The classic method to start a business-to-consumer model is to start hyperlocal and those are the very principles of the lean model too. Before an e-commerce or any other successful B2C company for that matter, takes off pan India, they generally start by catering to a niche category and a specific target audience. Since early 2014, the Indian startup ecosystem witnessed a fair share of hyperlocal startups that have sprung up at numerous locations across the nation.
Some of the prominent names that have been able to expand at best include Zomato, Big basket, Flipkart nearby, Swiggy, etc, giving its customers access to nooks and corners of their locality with a touch on their mobile phones. Given the big names, there were many others that had to shut down their operations due to various operational and market issues. The success stories might provide you inspiration, but the failure stories can provide you valuable lessons.
Here is a list of few such startups and the information about what went wrong.
Peppertap was a grocery delivery start-up founded in November 2014 by Milind Sharma and Navneet Singh. It got a total funding of $51.2M in four rounds. Within one year of its beginning, it had spread to 17 cities with an average of 20,000 orders delivered daily. They operated on a 100% inventory-less model. But by March 2016, it had to shut down owing to the following reasons.
- The integration of the app with partner stores was not perfect.
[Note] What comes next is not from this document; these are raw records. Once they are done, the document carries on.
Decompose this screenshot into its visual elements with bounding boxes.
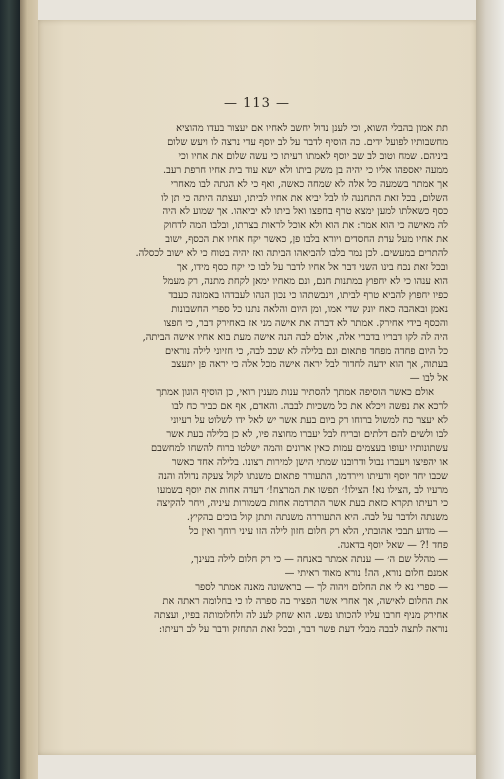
text-line: אך אמתר בשמעה כל אלה לא שמחה כאשה, ואף כי לא הגתה לבו מאחרי xyxy=(170,178,448,190)
body-text xyxy=(68,122,448,637)
page-sheet xyxy=(38,20,476,755)
text-line: — מהלל שם ה׳ — ענתה אמתר באנחה — כי רק חלום לילה בעינך, xyxy=(190,554,448,566)
text-line: בעתוה, אך הוא ידעה לחדור לבל יראה אישה מכל אלה כי יראה פן יתעצב xyxy=(171,359,448,371)
text-line: או יהפיצו ויעברו נבול ודרובנו שמתי הישן למירות רצונו. בלילה אחד כאשר xyxy=(171,456,448,468)
page-number: — 113 — xyxy=(223,96,291,111)
text-line: היה לה לקו דבריו בדברי אלה, אולם לבה הנה אישה מעת בוא אחיו אישה הביתה, xyxy=(142,331,448,343)
text-line: — מדוע תבכי אהובתי, הלא רק חלום חזון לילה הזו עיני רוחך ואין כל xyxy=(189,526,448,538)
text-line: מחשבותיו לפועל ידים. כה הוסיף לדבר על לב יוסף עדי נרצה לו ויעש שלום xyxy=(167,136,448,148)
text-line: השלום, בכל זאת התחננה לו לבל יביא את אחיו לביתו, ועצתה היתה כי תן לו xyxy=(161,192,448,204)
text-line: תת אמון בהבלי השוא, וכי לענן נדול יחשב לאחיו אם יעצור בעדו מהוציא xyxy=(176,123,448,134)
text-line: נוראה לתצה לבבה מבלי דעת פשר דבר, ובכל זאת התחזק ודבר על לב רעיתו: xyxy=(158,623,448,635)
text-line: כסף כשאלתו למען ימצא טרף בחפצו ואל ביתו לא יביאהו. אך שמוע לא היה xyxy=(162,206,448,218)
text-line: את החלום לאישה, אך אחרי אשר הפציר בה ספרה לו כי בחלומה ראתה את xyxy=(162,595,448,607)
page-gutter xyxy=(20,0,38,779)
text-line: כל היום פחדה מפחד פתאום ונם בלילה לא שכב לבה, כי חזיוני לילה נוראים xyxy=(164,345,448,357)
text-line: ובכל זאת נכח בינו השני דבר אל אחיו לדבר על לבו כי יקח כסף מידו, אך xyxy=(176,262,448,274)
text-line: אל לבו — xyxy=(409,373,448,385)
text-line: — ספרי נא לי את החלום ויהוה לך — בראשונה מאנה אמתר לספר xyxy=(195,581,448,593)
text-line: מרעיו לב ,הצילו נא! הצילו!׳ תפשו את המרצח!׳ דעדה אחות את יוסף בשמעו xyxy=(157,484,448,496)
text-line: ממעה יאספהו אליו כי יהיה בן משק ביתו ולא ישא עוד בית אחיו חרפת רעב. xyxy=(162,164,448,176)
text-line: להתרים במעשים. לכן נמר בלבו להביאהו הביתה ואז יהיה בטוח כי לא ישוב לכסלה. xyxy=(135,248,448,260)
text-line: ביניהם. שמח וטוב לב שב יוסף לאמתו רעיתו כי עשה שלום את אחיו וכי xyxy=(178,150,448,162)
text-line: והכסף בידי אחירק. אמתר לא דברה את אישה מני אז באחירק דבר, כי חפצו xyxy=(163,317,448,329)
page-edge xyxy=(476,0,504,779)
text-line: כי רעיתו תקרא כזאת בעת אשר התרדמה אחות בשמורות עיניה, ויחר להקיצה xyxy=(156,498,448,510)
text-line: אמנם חלום נורא, הה! נורא מאוד ראיתי — xyxy=(284,568,448,579)
text-line: פחד !? — שאל יוסף בדאגה. xyxy=(337,540,448,552)
text-line: אולם כאשר הוסיפה אמתך להסתיר ענות מענין רואי, כן הוסיף הוגון אמתך xyxy=(156,387,434,399)
text-line: לא יעצר כח למשול ברוחו רק ביום בעת אשר יש לאל ידו לשלוט על רעיוני xyxy=(170,415,448,427)
text-line: נאמן ובאהבה כאח יונק שדי אמו, ומן היום והלאה נתנו כל ספרי החשבונות xyxy=(171,303,448,315)
text-line: לה מאישה כי הוא אמר: את הוא ולא אוכל לראות בצרתו, ובלבו המה לדחוק xyxy=(163,220,448,232)
text-line: לרכא את נפשה ויכלא את כל משכיות לבבה. והאדם, אף אם כביר כח לבו xyxy=(171,401,448,413)
book-binding xyxy=(0,0,20,779)
text-line: הוא ענהו כי לא יחפוץ במתנות חנם, ונם מאחיו ימאן לקחת מתנה, רק מעמל xyxy=(163,275,448,287)
text-line: משנתה ולדבר על לבה. היא התעוררה משנתה ותתן קול בוכים בהקיץ. xyxy=(186,512,448,524)
text-line: כפיו יחפוץ להביא טרף לביתו, וינבשתהו כי נכון הנהו לעבדהו באמונה כעבד xyxy=(168,289,448,301)
text-line: את אחיו מעל עדת החסדים ויורא בלבו פן, כאשר יקח אחיו את הכסף, ישוב xyxy=(165,234,448,246)
text-line: עשתונותיו יעופו בעצמים עמות כאין ארונים והמה ישלטו ברוח להשחו למחשבם xyxy=(151,442,448,454)
text-line: שכבו יחד יוסף ורעיתו ויירדמו, התעורר פתאום משנתו לקול צעקה נדולה והנה xyxy=(158,470,448,482)
text-line: לבו ולשים להם דלתים ובריח לבל יעברו מחוצה פיו, לא כן בלילה בעת אשר xyxy=(166,428,448,440)
text-line: אחירק מניף חרבו עליו להכותו נפש. הוא שחק לענ לה ולחלומותה בפיו, ועצתה xyxy=(154,609,448,621)
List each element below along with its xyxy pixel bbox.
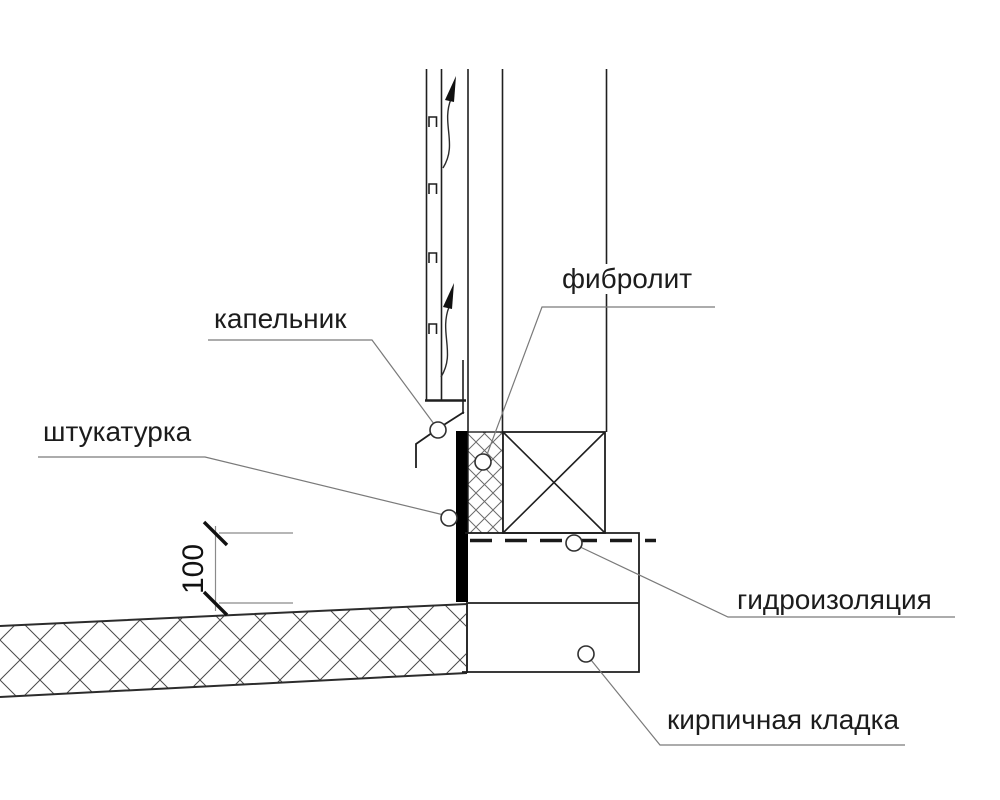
- airflow-arrow-bottom: [441, 283, 454, 377]
- siding-joint: [429, 253, 437, 263]
- label-fibrolite: фибролит: [559, 264, 695, 294]
- dimension-100: [204, 522, 293, 615]
- label-drip-edge: капельник: [211, 304, 350, 334]
- siding-joint: [429, 324, 437, 334]
- marker-waterproofing: [566, 535, 582, 551]
- marker-fibrolite: [475, 454, 491, 470]
- brick-wall-outline: [462, 533, 639, 672]
- fibrolite-strip: [468, 432, 503, 533]
- siding-boards: [425, 69, 466, 401]
- ground-apron: [0, 604, 467, 697]
- marker-brickwork: [578, 646, 594, 662]
- timber-beam: [503, 432, 605, 533]
- siding-joint: [429, 184, 437, 194]
- marker-plaster: [441, 510, 457, 526]
- label-plaster: штукатурка: [40, 417, 194, 447]
- leader-plaster: [38, 457, 448, 516]
- plaster-layer-bar: [456, 431, 468, 602]
- label-waterproofing: гидроизоляция: [734, 585, 935, 615]
- airflow-arrow-top: [443, 76, 456, 168]
- dimension-100-text: 100: [177, 543, 210, 595]
- siding-joint: [429, 117, 437, 127]
- marker-drip-edge: [430, 422, 446, 438]
- leader-drip-edge: [208, 340, 437, 428]
- label-brickwork: кирпичная кладка: [664, 705, 902, 735]
- wall-frame-lines: [463, 69, 607, 432]
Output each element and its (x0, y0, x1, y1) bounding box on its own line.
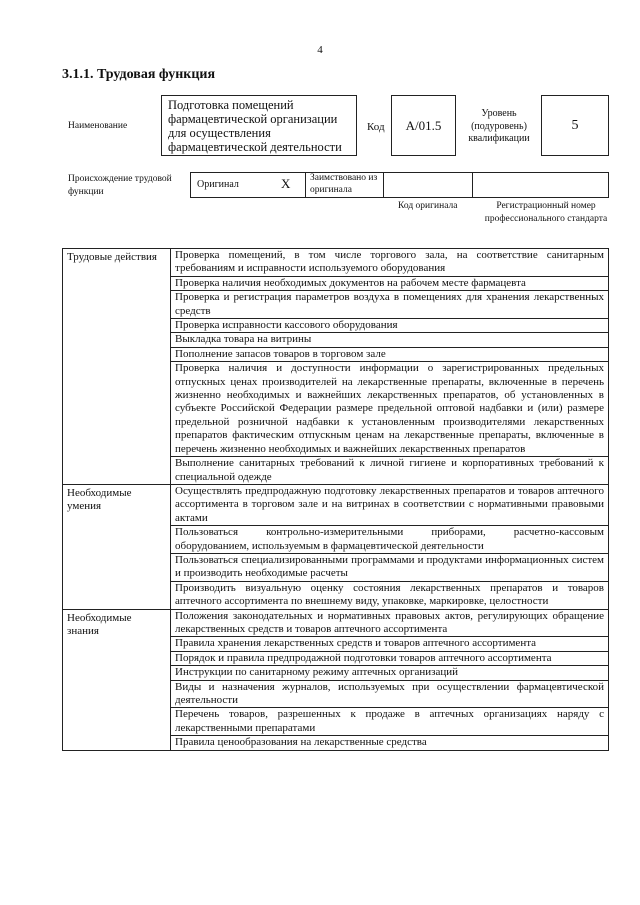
page-number: 4 (317, 44, 323, 56)
table-row (63, 609, 609, 637)
item-cell: Правила хранения лекарственных средств и товаров аптечного ассортимента (171, 637, 609, 651)
item-cell: Перечень товаров, разрешенных к продаже в аптечных организациях наряду с лекарственными препаратами (171, 708, 609, 736)
item-cell: Пополнение запасов товаров в торговом зале (171, 347, 609, 361)
code-original-cell (384, 173, 473, 197)
item-cell: Инструкции по санитарному режиму аптечных организаций (171, 666, 609, 680)
item-cell: Производить визуальную оценку состояния лекарственных препаратов и товаров аптечного ассортимента по внешнему виду, упаковке, маркировке, целостности (171, 581, 609, 609)
section-title: 3.1.1. Трудовая функция (62, 67, 216, 82)
level-value-box: 5 (541, 95, 609, 156)
category-cell: Необходимые знания (63, 609, 171, 750)
item-cell: Проверка помещений, в том числе торгового зала, на соответствие санитарным требованиям и исправности используемого оборудования (171, 249, 609, 277)
table-row (63, 484, 609, 525)
item-cell: Осуществлять предпродажную подготовку лекарственных препаратов и товаров аптечного ассортимента в торговом зале и на витринах в соответствии с нормативными правовыми актами (171, 484, 609, 525)
reg-number-label: Регистрационный номер профессионального стандарта (484, 201, 608, 224)
level-label: Уровень (подуровень) квалификации (468, 108, 530, 144)
item-cell: Проверка наличия и доступности информации о зарегистрированных предельных отпускных ценах производителей на лекарственные препараты, включенные в перечень жизненно необходимых и важнейших лекарственных препаратов, об установленных в субъекте Российской Федерации размере предельной оптовой надбавки и (или) размере предельной розничной надбавки к установленным производителями лекарственных препаратов фактическим отпускным ценам на лекарственные препараты, включенные в перечень жизненно необходимых и важнейших лекарственных препаратов (171, 362, 609, 457)
original-mark: X (281, 176, 291, 191)
borrowed-cell (306, 173, 384, 197)
reg-number-cell (473, 173, 608, 197)
item-cell: Проверка наличия необходимых документов на рабочем месте фармацевта (171, 276, 609, 290)
code-label: Код (367, 121, 385, 133)
function-name-box: Подготовка помещений фармацевтической организации для осуществления фармацевтической деятельности (161, 95, 357, 156)
original-cell (191, 173, 306, 197)
item-cell: Виды и назначения журналов, используемых при осуществлении фармацевтической деятельности (171, 680, 609, 708)
labor-function-table (62, 248, 609, 751)
item-cell: Правила ценообразования на лекарственные средства (171, 736, 609, 750)
item-cell: Положения законодательных и нормативных правовых актов, регулирующих обращение лекарственных средств и товаров аптечного ассортимента (171, 609, 609, 637)
item-cell: Выкладка товара на витрины (171, 333, 609, 347)
item-cell: Проверка и регистрация параметров воздуха в помещениях для хранения лекарственных средств (171, 291, 609, 319)
item-cell: Порядок и правила предпродажной подготовки товаров аптечного ассортимента (171, 651, 609, 665)
item-cell: Выполнение санитарных требований к личной гигиене и корпоративных требований к специальной одежде (171, 457, 609, 485)
item-cell: Пользоваться контрольно-измерительными приборами, расчетно-кассовым оборудованием, используемым в фармацевтической деятельности (171, 526, 609, 554)
origin-label: Происхождение трудовой функции (68, 174, 172, 197)
table-row (63, 249, 609, 277)
original-label: Оригинал (197, 179, 239, 190)
code-original-label: Код оригинала (398, 201, 458, 211)
category-cell: Необходимые умения (63, 484, 171, 609)
origin-row (190, 172, 609, 198)
code-value-box: A/01.5 (391, 95, 456, 156)
name-label: Наименование (68, 121, 128, 131)
item-cell: Проверка исправности кассового оборудования (171, 319, 609, 333)
borrowed-label: Заимствовано из оригинала (310, 173, 378, 195)
item-cell: Пользоваться специализированными программами и продуктами информационных систем и производить необходимые расчеты (171, 553, 609, 581)
category-cell: Трудовые действия (63, 249, 171, 485)
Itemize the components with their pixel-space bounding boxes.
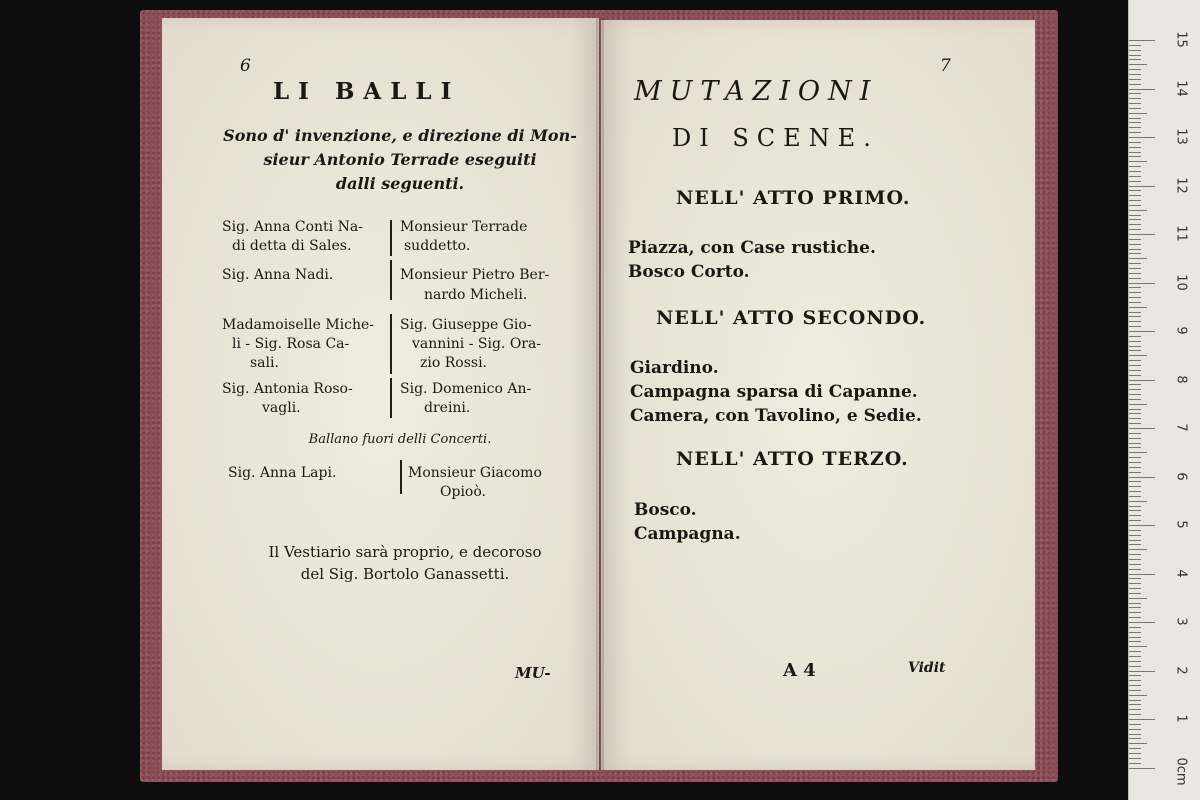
ruler-tick — [1129, 680, 1141, 681]
ruler-tick — [1129, 341, 1141, 342]
ruler-number: 10 — [1173, 273, 1189, 291]
ruler-tick — [1129, 40, 1155, 41]
ruler-tick — [1129, 365, 1141, 366]
ruler-tick — [1129, 443, 1141, 444]
ruler-tick — [1129, 588, 1141, 589]
ruler-tick — [1129, 564, 1141, 565]
ruler-tick — [1129, 239, 1141, 240]
ruler-tick — [1129, 350, 1141, 351]
measurement-ruler — [1128, 0, 1200, 800]
brace-divider — [400, 460, 402, 494]
page-title-balli: LI BALLI — [273, 78, 461, 105]
scene-item: Piazza, con Case rustiche. — [628, 238, 876, 258]
ruler-tick — [1129, 569, 1141, 570]
ruler-tick — [1129, 520, 1141, 521]
act-heading-3: NELL' ATTO TERZO. — [676, 448, 909, 470]
ruler-number: 1 — [1173, 714, 1189, 723]
dancer-right-1-line-2: suddetto. — [404, 238, 471, 254]
ruler-tick — [1129, 404, 1147, 405]
ruler-tick — [1129, 142, 1141, 143]
ruler-number: 4 — [1173, 568, 1189, 578]
ruler-tick — [1129, 137, 1155, 138]
ruler-tick — [1129, 181, 1141, 182]
catchword-right: Vidit — [908, 660, 946, 676]
ruler-tick — [1129, 433, 1141, 434]
page-title-mutazioni: MUTAZIONI — [634, 76, 879, 107]
ruler-tick — [1129, 273, 1141, 274]
ruler-tick — [1129, 457, 1141, 458]
ruler-tick — [1129, 210, 1147, 211]
ruler-number: 14 — [1173, 79, 1189, 97]
ruler-tick — [1129, 622, 1155, 623]
subtitle-line-1: Sono d' invenzione, e direzione di Mon- — [223, 126, 577, 145]
ruler-tick — [1129, 583, 1141, 584]
ruler-tick — [1129, 307, 1147, 308]
ruler-number: 7 — [1173, 423, 1189, 432]
dancer-right-2-line-1: Monsieur Pietro Ber- — [400, 267, 550, 283]
ruler-tick — [1129, 74, 1141, 75]
dancer-right-2-line-2: nardo Micheli. — [424, 287, 528, 303]
dancer-right-1-line-1: Monsieur Terrade — [400, 219, 528, 235]
ruler-tick — [1129, 734, 1141, 735]
ruler-tick — [1129, 491, 1141, 492]
ruler-tick — [1129, 428, 1155, 429]
ruler-tick — [1129, 724, 1141, 725]
ruler-tick — [1129, 666, 1141, 667]
dancer-right-4-line-2: dreini. — [424, 400, 471, 416]
ruler-tick — [1129, 671, 1155, 672]
ruler-number: 3 — [1173, 617, 1189, 626]
ruler-tick — [1129, 316, 1141, 317]
ruler-tick — [1129, 729, 1141, 730]
ruler-tick — [1129, 399, 1141, 400]
dancer-right-3-line-1: Sig. Giuseppe Gio- — [400, 317, 532, 333]
page-title-scene: DI SCENE. — [672, 124, 879, 152]
ruler-tick — [1129, 554, 1141, 555]
ruler-tick — [1129, 700, 1141, 701]
ruler-tick — [1129, 447, 1141, 448]
ruler-tick — [1129, 297, 1141, 298]
ruler-tick — [1129, 462, 1141, 463]
ruler-tick — [1129, 278, 1141, 279]
ruler-tick — [1129, 559, 1141, 560]
ruler-tick — [1129, 535, 1141, 536]
scene-item: Bosco Corto. — [628, 262, 750, 282]
ruler-number: 2 — [1173, 665, 1189, 675]
ruler-tick — [1129, 195, 1141, 196]
ruler-number: 9 — [1173, 326, 1189, 335]
ruler-tick — [1129, 205, 1141, 206]
ruler-tick — [1129, 632, 1141, 633]
subtitle-line-2: sieur Antonio Terrade eseguiti — [263, 150, 537, 169]
ruler-tick — [1129, 598, 1147, 599]
ruler-tick — [1129, 326, 1141, 327]
ruler-tick — [1129, 113, 1147, 114]
ruler-number: 0cm — [1173, 757, 1189, 786]
ruler-tick — [1129, 268, 1141, 269]
ruler-tick — [1129, 394, 1141, 395]
ruler-tick — [1129, 118, 1141, 119]
ruler-tick — [1129, 704, 1141, 705]
ruler-tick — [1129, 510, 1141, 511]
ruler-tick — [1129, 156, 1141, 157]
ruler-tick — [1129, 234, 1155, 235]
ruler-number: 6 — [1173, 471, 1189, 481]
ruler-tick — [1129, 467, 1141, 468]
ruler-tick — [1129, 525, 1155, 526]
dancer-left-2-line-1: Sig. Anna Nadi. — [222, 267, 334, 283]
ruler-number: 5 — [1173, 520, 1189, 529]
ruler-tick — [1129, 292, 1141, 293]
ruler-tick — [1129, 685, 1141, 686]
ruler-tick — [1129, 45, 1141, 46]
ruler-tick — [1129, 287, 1141, 288]
ruler-tick — [1129, 651, 1141, 652]
ruler-tick — [1129, 200, 1141, 201]
ruler-tick — [1129, 714, 1141, 715]
dancer-extra-right-line-1: Monsieur Giacomo — [408, 465, 542, 481]
brace-divider — [390, 378, 392, 418]
dancer-right-3-line-3: zio Rossi. — [420, 355, 487, 371]
ruler-tick — [1129, 418, 1141, 419]
ruler-tick — [1129, 748, 1141, 749]
ruler-tick — [1129, 89, 1155, 90]
ruler-tick — [1129, 758, 1141, 759]
scene-item: Campagna. — [634, 524, 741, 544]
ruler-tick — [1129, 176, 1141, 177]
scene-item: Bosco. — [634, 500, 697, 520]
ruler-tick — [1129, 79, 1141, 80]
ruler-tick — [1129, 486, 1141, 487]
ruler-tick — [1129, 661, 1141, 662]
ruler-tick — [1129, 477, 1155, 478]
ruler-tick — [1129, 709, 1141, 710]
dancer-right-3-line-2: vannini - Sig. Ora- — [412, 336, 542, 352]
ruler-number: 12 — [1173, 176, 1189, 194]
ruler-number: 15 — [1173, 31, 1189, 48]
ruler-tick — [1129, 380, 1155, 381]
ruler-tick — [1129, 50, 1141, 51]
ruler-tick — [1129, 753, 1141, 754]
ruler-tick — [1129, 423, 1141, 424]
act-heading-1: NELL' ATTO PRIMO. — [676, 187, 911, 209]
ruler-tick — [1129, 283, 1155, 284]
ruler-tick — [1129, 530, 1141, 531]
ruler-tick — [1129, 481, 1141, 482]
ruler-tick — [1129, 607, 1141, 608]
dancer-right-4-line-1: Sig. Domenico An- — [400, 381, 532, 397]
ruler-tick — [1129, 695, 1147, 696]
ruler-tick — [1129, 132, 1141, 133]
scene-item: Campagna sparsa di Capanne. — [630, 382, 918, 402]
brace-divider — [390, 260, 392, 300]
ruler-tick — [1129, 641, 1141, 642]
dancer-left-1-line-1: Sig. Anna Conti Na- — [222, 219, 363, 235]
ruler-tick — [1129, 360, 1141, 361]
ruler-tick — [1129, 515, 1141, 516]
act-heading-2: NELL' ATTO SECONDO. — [656, 307, 927, 329]
ruler-tick — [1129, 593, 1141, 594]
ruler-tick — [1129, 166, 1141, 167]
ruler-tick — [1129, 219, 1141, 220]
ruler-tick — [1129, 768, 1155, 769]
ruler-tick — [1129, 656, 1141, 657]
ruler-tick — [1129, 413, 1141, 414]
ruler-tick — [1129, 336, 1141, 337]
ruler-tick — [1129, 578, 1141, 579]
ruler-tick — [1129, 506, 1141, 507]
ruler-tick — [1129, 69, 1141, 70]
book-gutter — [596, 18, 604, 770]
ruler-tick — [1129, 321, 1141, 322]
ruler-tick — [1129, 59, 1141, 60]
vestiario-line-1: Il Vestiario sarà proprio, e decoroso — [268, 543, 542, 561]
ruler-tick — [1129, 224, 1141, 225]
concerti-note: Ballano fuori delli Concerti. — [308, 432, 492, 447]
ruler-tick — [1129, 302, 1141, 303]
ruler-tick — [1129, 244, 1141, 245]
ruler-tick — [1129, 127, 1141, 128]
ruler-tick — [1129, 190, 1141, 191]
catchword-left: MU- — [515, 664, 551, 682]
ruler-tick — [1129, 64, 1147, 65]
ruler-tick — [1129, 215, 1141, 216]
ruler-tick — [1129, 108, 1141, 109]
ruler-tick — [1129, 544, 1141, 545]
ruler-tick — [1129, 690, 1141, 691]
ruler-tick — [1129, 384, 1141, 385]
ruler-tick — [1129, 331, 1155, 332]
ruler-tick — [1129, 103, 1141, 104]
ruler-tick — [1129, 627, 1141, 628]
dancer-left-3-line-3: sali. — [250, 355, 279, 371]
dancer-left-3-line-1: Madamoiselle Miche- — [222, 317, 375, 333]
ruler-tick — [1129, 98, 1141, 99]
dancer-extra-right-line-2: Opioò. — [440, 484, 486, 500]
ruler-tick — [1129, 152, 1141, 153]
ruler-tick — [1129, 346, 1141, 347]
dancer-left-4-line-2: vagli. — [262, 400, 301, 416]
ruler-tick — [1129, 258, 1147, 259]
dancer-left-1-line-2: di detta di Sales. — [232, 238, 352, 254]
ruler-tick — [1129, 355, 1147, 356]
page-number-left: 6 — [240, 56, 251, 76]
ruler-tick — [1129, 84, 1141, 85]
dancer-left-4-line-1: Sig. Antonia Roso- — [222, 381, 353, 397]
ruler-tick — [1129, 637, 1141, 638]
ruler-number: 11 — [1173, 225, 1189, 242]
ruler-tick — [1129, 617, 1141, 618]
ruler-tick — [1129, 438, 1141, 439]
ruler-tick — [1129, 540, 1141, 541]
ruler-tick — [1129, 719, 1155, 720]
ruler-tick — [1129, 186, 1155, 187]
page-number-right: 7 — [940, 56, 951, 76]
signature-mark: A 4 — [783, 660, 816, 681]
ruler-tick — [1129, 452, 1147, 453]
dancer-extra-left: Sig. Anna Lapi. — [228, 465, 337, 481]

At times, customers were unable to see the entire list of items from a store; sometimes essential items were not listed.
- To enlarge their customer base, a lot of offers and discount were given which ultimately drained their funds
- To keep up their promise of two-hour delivery service, they had to recruit regularly for their logistics and operations team. This increased the amount of cash that they were burning for every order.
TinyOwl was a Mumbai-based food delivery startup founded in August 2014 by IIT-Bombay Alumni Harshvardhan Mandad. It had raised Rs.152 crore from various investors but finally had run out of options.
- To increase the customer base, too many offers and discounts were given, burning the cash.
- A common mistake that a start-up makes is over-hiring. In September 2015, it fired 300 employees after over-hiring. Later, they kept on firing employees leading to weakening of the founder-employee relationship.
- In December it launched a new version of the app which would suggest the customer to order a particular dish from a particular store. Customers disliked it and customer base went down drastically.
- Homemade food, a business in which they were pioneers was shut down. It was finally acquired by Roadrunnr in May 2016.
Ola Café and Ola Store
India’s famous taxi-aggregator Olacabs had started Ola store and Ola café in order to deliver grocery and food on an experimental basis in June 2015. Ola café showed few particular dishes from a handful of restaurants in the vicinity of the consumer. Ola’s cab drivers would buy the food from the partner restaurants and delivered whenever there was an order from a nearby locality. Ola café and Ola store were shut down in March 2016 due to the following reasons.
- Stiff competition from startups like Swiggy, Zomato and Grofers.
- Logistics charges were not in proportion with the average order value. Thus the margin per order was very low.
- Ola finally decided to concentrate on its cab business by introducing car-pooling, ride-sharing and even bike taxis.
Lazylad was founded in April 2015 by IIT-Guwahati alumni Saurabh Singla, Paresh Goel and Ajay Sethi. LazyLad’s app gave access to neighbourhood retailers in six product categories that included flowers, daily groceries, fruits and vegetables, stationery, bakery and confectionery items, and meat and seafood. It operated in Gurgaon, Chandigarh, Sirsa, Roorkee, Mohali, Panchkula and Zirakpur.
Owing to very high logistics cost, small margins and high competition it shut down its B2C operations in June 2016 and its founder stated that they have moved onto B2B model instead.
Many of you might not have heard of this, but Dazo, previously called TapiCibo was India’s first curated food demand platform founded in 2014. The start-up began with its own chefs and partners and worked as an online kitchen servicing a few localities in Bengaluru. As demand increased, it converted itself to an aggregator of restaurants such as Zomato and Swiggy. As demand and supply increased the quality and delivery of the food went out of its hands and finally it had shut down.
Reasons for failure
When it comes to business plans, there is a lot of stress on grabbing the market share and the amount of money that is burnt on that is usually higher than the estimated value. There are a few factors that come into play while deciding the fate of a startup, and so far money has been dominating those factors.
Related Read: A Complete View Of Food Tech Space In India !
Here is a breakdown of some of the key reasons behind the failure.
- The average order size in India is Rs.300/- and the logistics company charges a minimum of 10 to 15% which itself comes to about Rs.50/order. Thus the profit margin is very much lesser.
- There is too much competition from already existing companies and upcoming startups.
- To acquire newer customers and to hold on to the existing customers, the startup has to give a lot of discounts and offers for its products. This puts a huge pressure on the companies financial resources.
- Second and third rounding funding has come down sharply.
- As the company tries to expand operations, more operations and logistics staff and resources are to be acquired which proves to be uneconomical.